[Beowulf] Re: motherboards for diskless nodesy

Fri Feb 25 10:29:35 PST 2005

On Thu, Feb 24, 2005 at 10:03:59PM -0500, Donald Becker wrote:
> 
> The specific problem here is very likely the PXE server implementation,
> not the client side.
> 

   Ah, thanks.  I'd read a bit about some of the alternate paths PXE used,
but didn't realize there were quite so many bugs in Intel's various
implementations.  I'm currently using Tim Hurman's PXE 1.42, ISC DHCPD 3.0.1
on the same segment (and if I think about it, I bet I'll find a race in
there somewhere), and Jean-Pierre Lefebvre's atftpd 3.0.1.  It's working
well on many of our systems, and works poorly for the largest class (the
compute nodes). The next time I have to do a major install I may try to get
it working better on whatever class of machine is being installed that day.

> 
> >Spending a couple gigs of that for a locally installed O/S isn't much of a
> >drama, especially on ~16 nodes.
> 
> But it's the long-term administrative effort that costs, not the disk
> hardware.  The need to maintain and update a persistent local O/S is the
> root of most of that cost.
> 

   For small clusters though, local admin just isn't that much of a burden
compared to the hassles of writing your own distributed filesystem, testing
images, scheduling reboots, or crashing long-term jobs.  I'm using Makefile
targets for each request, so I can later make the same changes to new nodes. 
eg:

gsl:
        for h in `cat nodes` ; \
                do \
                ssh $$h apt-get install -y libgsl0 libgsl0-dev; \
                 done

   There are more elaborate cluster management/install systems (FAI,
cfengine, ...), dsh to perform ssh in parallel, etc, but for a small
research cluster with installation requirements that change daily, being
able to make simple changes in-flight without any testing or scheduling
updates, getting administrative approval, or really doing any of that hard
stuff turns day-long tasks into a few minutes.

User: can I have...
Reply 2 minutes later: installed.

   It's not quite as simple as a single system image, but it's only about
twice as much work as doing one node and retains all the flexibility, and
doesn't require rebooting or re-imaging nodes and killing jobs.

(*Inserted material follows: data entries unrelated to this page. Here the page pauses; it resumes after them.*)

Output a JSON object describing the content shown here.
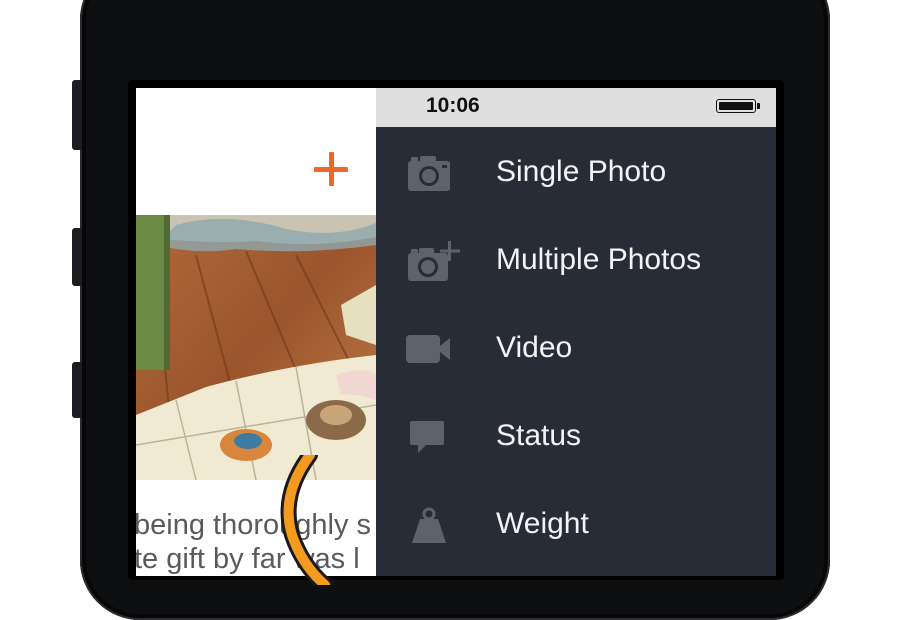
{
  "status_bar": {
    "time": "10:06"
  },
  "header": {
    "add_icon": "plus-icon",
    "accent": "#f0672c"
  },
  "feed": {
    "snippet_lines": [
      "being thoroughly s",
      "te gift by far was l"
    ]
  },
  "menu": {
    "items": [
      {
        "label": "Single Photo",
        "icon": "camera-icon"
      },
      {
        "label": "Multiple Photos",
        "icon": "camera-plus-icon"
      },
      {
        "label": "Video",
        "icon": "video-camera-icon"
      },
      {
        "label": "Status",
        "icon": "speech-bubble-icon"
      },
      {
        "label": "Weight",
        "icon": "weight-icon"
      }
    ],
    "background": "#282c36",
    "icon_color": "#5d626d"
  }
}
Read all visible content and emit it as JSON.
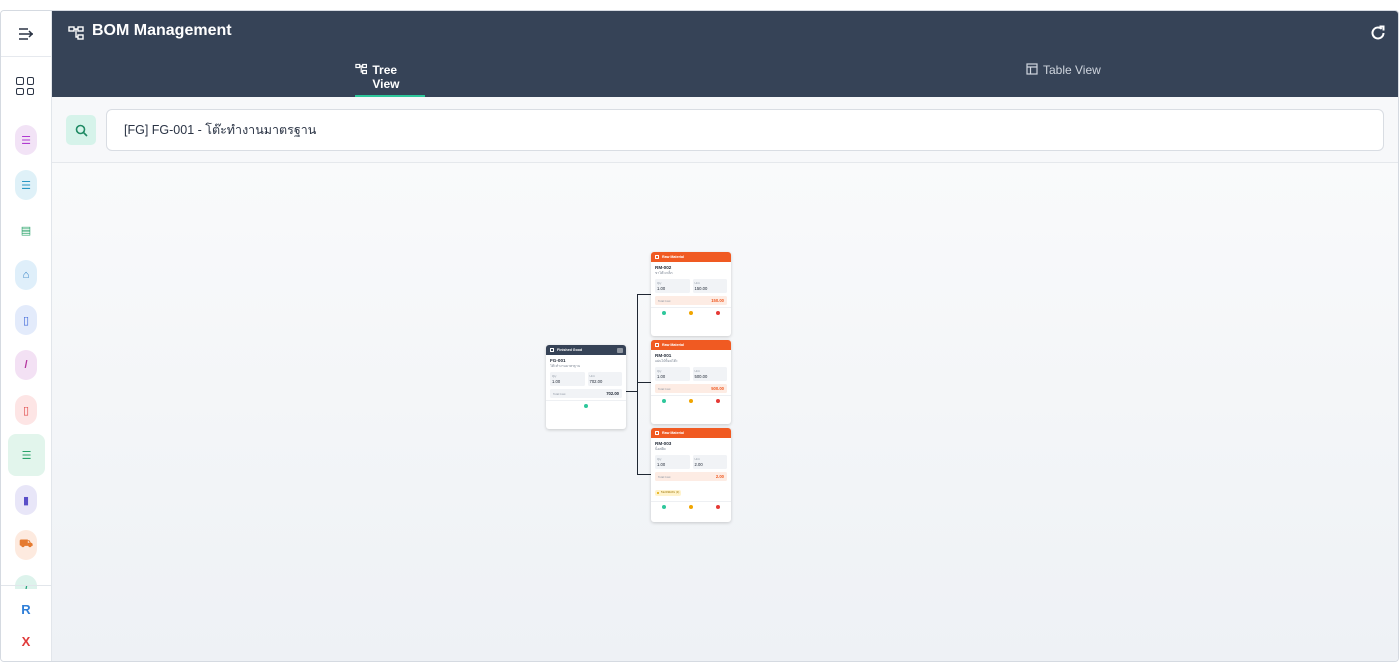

> >deleted when no longer in use.  NFS (being stateless) doesn't have
> >this behavior, so after an update you may occaisionally have
> >jobs/daemons when they try to page in a file that has already been
               ^die  [oops]
> >replaced.

> 
> NFS isn't bad.  Nor does it necessarily doom a server to unbearable
> loads.  For some types of file access, especially read-only access to
> small (<8KB) configuration files such as ~/.foo.conf, it's pretty close
> to optimal.

   Oh, NFS is actually pretty good (most of gigE wire speed on large files),
and I really like being able to do maintenance on the fileservers without
killing jobs (shutdown and replace dead disks, switch kernels, etc).  It's
our fileservers that can't keep up: the cluster is able to pound them into
the ground over NFS.  If client-side NFS were worse, our fileservers would
remain responsive during major job launches.  :) Having users with on the
order of a million small files each, most of which they try to open during
the course of their jobs is pretty damaging.  All of this is research code,
so it tends to get written once (data not consolidated in a database), run
once on the cluster, and then published.  Localizing the damage helps,
RAID10 helps, and convincing people to stage off a sacrificial scratch
fileserver also helps.  There are some relatively new distributed
filesystems out there (Lustre, GFS, ...) that might survive this load
better, but we haven't tested them, some aren't really unix filesystems at
all, and we are a long way from ready to commit /home to one.